Tuesday, October 1, 2013

Transactions among Indian subsidiaries pursuant to contract with their parent co’s out of purview of TP

Assessee sold its medical imaging business to another Indian Co. namely, 'C' Ltd. in pursuance of a transaction whereby holding co. of assessee sold its imaging business to holding co. of 'C' on global basis. Both transactions were independent of each other, therefore, revenue authorities were not justified in making TP adjustment to such transaction.

In the instant case, assessee, an Indian company sold its medical imaging business to ‘C’, Indian company disclosing sale transaction as normal domestic transaction. On perusal of documents, AO concluded that such transaction was on global basis, wherein holding company of assessee sold its imaging business to C Inc. TPO proceeded to determine ALP based on worldwide revenue break up amongst countries submitted by assessee.

The Tribunal held as follows:

a) It was undisputed that the transaction involved two domestic companies who were individual and independent subsidiaries of their own and independent holding companies;

b) Transaction could only become international transaction, if either both of the associated enterprises (‘AE’) or one of the AEs was non-Resident.

c) As per the wordings of section 92B, there had to be an AE, with whom there existed international transaction, only then it could be examined as to whether international transaction with ‘such other person’ existed or not;

d) Transactions entered into by holding foreign companies and subsidiary Indian companies were independent of each other. Though the instant transaction was as a consequence of the global agreement entered into by the holding companies, yet the entire exercise of transfer of imaging segment was independently done on its own terms by the assessee and the other party, i.e, 'C' India.

No element of international transaction was involved in sale of imaging segment by assessee of its business to C and it was purely a domestic transaction.

f) Therefore, the impugned adjustment made by revenue authorities was to be set aside - Kodak India v. Addl.CIT [2013] 37 taxmann.com 233(Mumbai –Trib.)

Where assessee had no tax incidence but otherwise was liable to tax in the UAE, benefits of India-UAE DTAA were applicable

In the instant case the assessee, a resident of the UAE, was engaged in the business of shipping.  It claimed that Article 8 of the India-UAE treaty would be applicable to it. The AO, however, held that the assessee was not eligible for treaty benefit. He, therefore, invoked the provisions of section 44B and computed the presumptive profit on total receipt. On appeal, the CIT (A) deleted the order of the AO. Aggrieved revenue filed the instant appeal.
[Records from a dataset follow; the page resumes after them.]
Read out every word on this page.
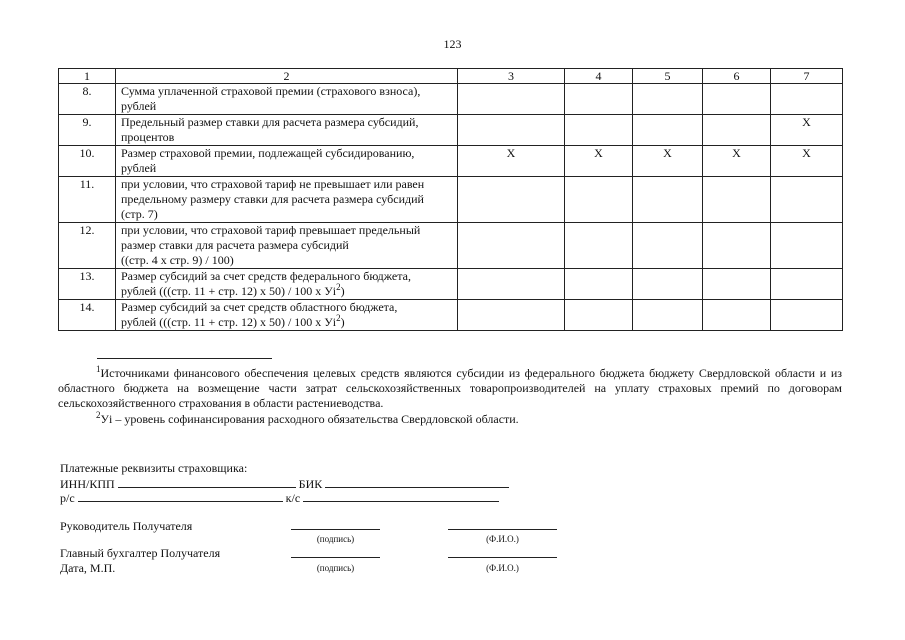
123
1	2	3	4	5	6	7
8.	Сумма уплаченной страховой премии (страхового взноса),
рублей					

9.	Предельный размер ставки для расчета размера субсидий,
процентов					Х
10.	Размер страховой премии, подлежащей субсидированию,
рублей	Х	Х	Х	Х	Х
11.	при условии, что страховой тариф не превышает или равен
предельному размеру ставки для расчета размера субсидий
(стр. 7)					

12.	при условии, что страховой тариф превышает предельный
размер ставки для расчета размера субсидий
((стр. 4 х стр. 9) / 100)					

13.	Размер субсидий за счет средств федерального бюджета,
рублей (((стр. 11 + стр. 12) х 50) / 100 х $Уi^2$)					

14.	Размер субсидий за счет средств областного бюджета,
рублей (((стр. 11 + стр. 12) х 50) / 100 х $Уi^2$)					

$^1$Источниками финансового обеспечения целевых средств являются субсидии из федерального бюджета бюджету Свердловской области и из областного бюджета на возмещение части затрат сельскохозяйственных товаропроизводителей на уплату страховых премий по договорам сельскохозяйственного страхования в области растениеводства.
$^2$Уi – уровень софинансирования расходного обязательства Свердловской области.
Платежные реквизиты страховщика:
ИНН/КПП	БИК
р/с	к/с
Руководитель Получателя
(подпись)	(Ф.И.О.)
Главный бухгалтер Получателя
Дата, М.П.	(подпись)	(Ф.И.О.)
The Tribunal held as under:

1) The revenue’s contention was that since the assessee had not paid taxes in the UAE, there could be no curtailment of tax liability, by pressing the treaty. The reason could being that DTAA applies on juridical double taxation, i.e., if income was not taxed in one State, then it would be taxed in full in the other, if it was otherwise taxable, without granting any benefit of the Treaty;

2) This argument couldn’t be sustained, because the assessee was 'otherwise liable to tax' in UAE. Simply because there was no tax incidence in the UAE, didn’t mean that the assessee ceased to be otherwise liable to tax as per Article 4 of India-UAE treaty;

3) Treaty becomes applicable once the assessee gets within the expression 'otherwise liable to tax' in Treaty. Therefore, the order of CIT (A) was to be set aside and the AO was to be directed to consider the nature of income in issue and, consequently, the availability of Article 8 of the India UAE Treaty – ADIT v. Simatech Shipping Forwarding LLC [2013] 37 taxmann.com 232 (Mumbai - Trib.)